Barabai (ANTARA) - Tiga Penari wanita berlakon sebagai simbolik dari pohon-pohon dari kehijauan bukit Meratus yang dieksploitasi oleh tangan-tangan serakah dan tak bertanggungjawab yang digambarkan dengan penari laki-laki yang menggergaji dan menebang kehijauan meratus.
Hingga menyebabkan satwa-sastwa langka seperti burung dan orang utan kehilangan tempat tinggal, termasuk masyarakat asli suku dayak Meratus yang kehilangan tanahnya, hingga berdampak ke seluruh kota khususnya di Hulu Sungai Tengah (HST) dan Kalsel umumnya.
Bila Meratus telah tiada, maka hilanglah juga ritual-ritual adat masyarakat Meratus seperti Aruh Adat batandik dan babangsai yang digambarkan dalam beberapa adegan tarian dalam seni pertunjukkan tersebut.
Endingnya, para penonton diajak untuk membayangkan apabila Meratus telah tiada, maka dampak bencana yang mengerikan akan terjadi di masa depan.
Itulah pemandangan yang disuguhkan sekelompok seniman dari HST di Panggung Terbuka Bachtiar Sanderta Taman Budaya Provinsi Kalimantan Selatan pada Gelar Pesona Budaya Banjar, yang dikemas oleh Dinas Pendidikan dan Kebudayaan UPTD Taman Budaya Provinsi Kalsel, Minggu malam (29/9).
Diiringi perpaduan alat musik tradisional dan modern, seperti Kanung, babun, bedug, panting, simbal, tamborin, kulipat, bas dan biola, kolaborasi para seniman yang tergabung dalam binaan Dewan Kesenian Kabupaten (DKK) HST ini sukses menampilkan pertunjukan seni berjudul Rag Rag Guy dan berhasil memukau ratusan pasang mata penonton yang memadati lokasi tempat pertunjukan.
Rama Darussalam yang merupakan ide lelakon pertunjukan seni ini mengatakan, pihaknya mencoba menyuguhkan pertunjukan seni kontemporer tari berlakon dengan mengambil tema Save Meratus yang saat ini digaungkan oleh masyarakat di HST.

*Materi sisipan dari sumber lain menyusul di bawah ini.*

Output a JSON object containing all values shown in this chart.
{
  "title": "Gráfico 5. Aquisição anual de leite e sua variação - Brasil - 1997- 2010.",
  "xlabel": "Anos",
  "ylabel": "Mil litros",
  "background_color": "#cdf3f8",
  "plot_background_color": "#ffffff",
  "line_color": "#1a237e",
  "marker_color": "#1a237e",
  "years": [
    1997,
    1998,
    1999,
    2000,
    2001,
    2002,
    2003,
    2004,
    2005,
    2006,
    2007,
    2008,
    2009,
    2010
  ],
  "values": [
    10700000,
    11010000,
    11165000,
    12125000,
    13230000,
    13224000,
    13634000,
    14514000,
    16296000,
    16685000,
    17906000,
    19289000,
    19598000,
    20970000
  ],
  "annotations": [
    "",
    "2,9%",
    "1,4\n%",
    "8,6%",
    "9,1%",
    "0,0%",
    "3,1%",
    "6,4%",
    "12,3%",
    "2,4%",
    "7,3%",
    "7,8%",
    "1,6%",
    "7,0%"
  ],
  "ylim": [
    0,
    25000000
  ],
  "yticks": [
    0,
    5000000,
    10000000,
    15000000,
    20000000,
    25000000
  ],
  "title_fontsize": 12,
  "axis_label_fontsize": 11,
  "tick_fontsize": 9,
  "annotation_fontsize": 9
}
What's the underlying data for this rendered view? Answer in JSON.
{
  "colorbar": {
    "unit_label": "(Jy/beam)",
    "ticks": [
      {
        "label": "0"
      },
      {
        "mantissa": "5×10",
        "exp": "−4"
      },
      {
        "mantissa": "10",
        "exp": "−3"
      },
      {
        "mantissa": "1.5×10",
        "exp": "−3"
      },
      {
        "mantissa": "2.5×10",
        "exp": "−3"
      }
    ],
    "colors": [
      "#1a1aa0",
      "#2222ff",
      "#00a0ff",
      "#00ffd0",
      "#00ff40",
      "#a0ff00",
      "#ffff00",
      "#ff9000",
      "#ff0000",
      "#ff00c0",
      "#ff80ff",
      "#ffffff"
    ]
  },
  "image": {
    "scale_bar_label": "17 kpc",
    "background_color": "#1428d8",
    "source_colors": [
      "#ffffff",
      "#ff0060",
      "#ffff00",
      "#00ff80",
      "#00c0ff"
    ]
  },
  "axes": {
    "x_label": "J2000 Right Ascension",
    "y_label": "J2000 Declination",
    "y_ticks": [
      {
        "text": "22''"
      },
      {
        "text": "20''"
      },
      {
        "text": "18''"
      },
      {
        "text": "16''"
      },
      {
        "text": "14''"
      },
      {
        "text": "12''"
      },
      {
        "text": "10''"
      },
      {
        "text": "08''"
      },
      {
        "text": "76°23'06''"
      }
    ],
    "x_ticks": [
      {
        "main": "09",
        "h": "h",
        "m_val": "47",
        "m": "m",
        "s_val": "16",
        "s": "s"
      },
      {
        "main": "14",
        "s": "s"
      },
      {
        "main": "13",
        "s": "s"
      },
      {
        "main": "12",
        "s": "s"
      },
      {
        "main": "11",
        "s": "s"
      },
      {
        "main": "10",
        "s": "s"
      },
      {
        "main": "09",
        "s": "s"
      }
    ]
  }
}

"Bukit Meratus adalah paru-paru dunia yang tersisa, yang kini masih dipertahankan keberadaannya di Kalsel khususnya di HST. Di mana di dalamnya terdapat kekayaan budaya adat leluhur dan sekaligus penyeimbang kehidupan sebagai alam hutan tropis yang tersisa dan sepatutnya kita jaga bersama sehingga kekayaan warisan leluhur ini tidak hilang," ujar Rama saat setelah penampilannya selesai.
Pemilik Sanggar Kumbang Banaung HST ini, juga mengatakan bahwa bagaimana jika bukit Meratus dieksploitasi, apa yang terjadi dengan budaya dan alam kehijauan yang ada di hunjurannya.
"Apakah masih bisa menjadi penyeimbang kehidupan sebagai benteng terakhir menghindari bencana yang terjadi kelak akan menimpa anak cucu kita di masa depan," katanya.
Oleh karena itu melalui pertunjukkan seni ini, pihaknya menggambarkan kearifan lokal, adat budaya dan alam kehidupan yang ada di perbukitan Meratus HST yang harus selalu dijaga.
Sementara itu, ketua harian DKK HST, A Yani yang secara langsung menyaksikan penampilan seniman binaannya mengungkapkan rasa terima kasih dengan adanya kesempatan yang diberikan pihak Taman Budaya kepada DKK HST untuk tampil berpartisipasi dalam rangkaian acara Gelar Budaya Banjar tersebut.
"Kami merasa bangga dan sangat berterima kasih sekali karena ini merupakan momen yang bisa dimanfaatkan rekan-rekan pegiat seni pertunjukan untuk menunjukkan eksistensinya sekaligus membawa nama daerah dan DKK sendiri," ungkapnya.
Pegiat seni yang juga saat ini menjabat sebagai Kepala Dinas Lingkungan Hidup dan Perhubungan Kabupaten HST ini juga mengapresiasi kepada para seniman yang telah menyajikan pertunjukan apik membawa isu penyelamatan meratus dalam garapannya.
"Terima kasih untuk pertunjukkan kolaborasi para maestro seni, yang tampil memukau membawa isu penyelamatan meratus. Dan ini sebuah bukti bahwa seluruh eleman masyarakat HST saat ini berusaha bersama-sama menyuarakan save meratus dan menolak segala bentuk eksploitasi pegunungan meratus," ujar.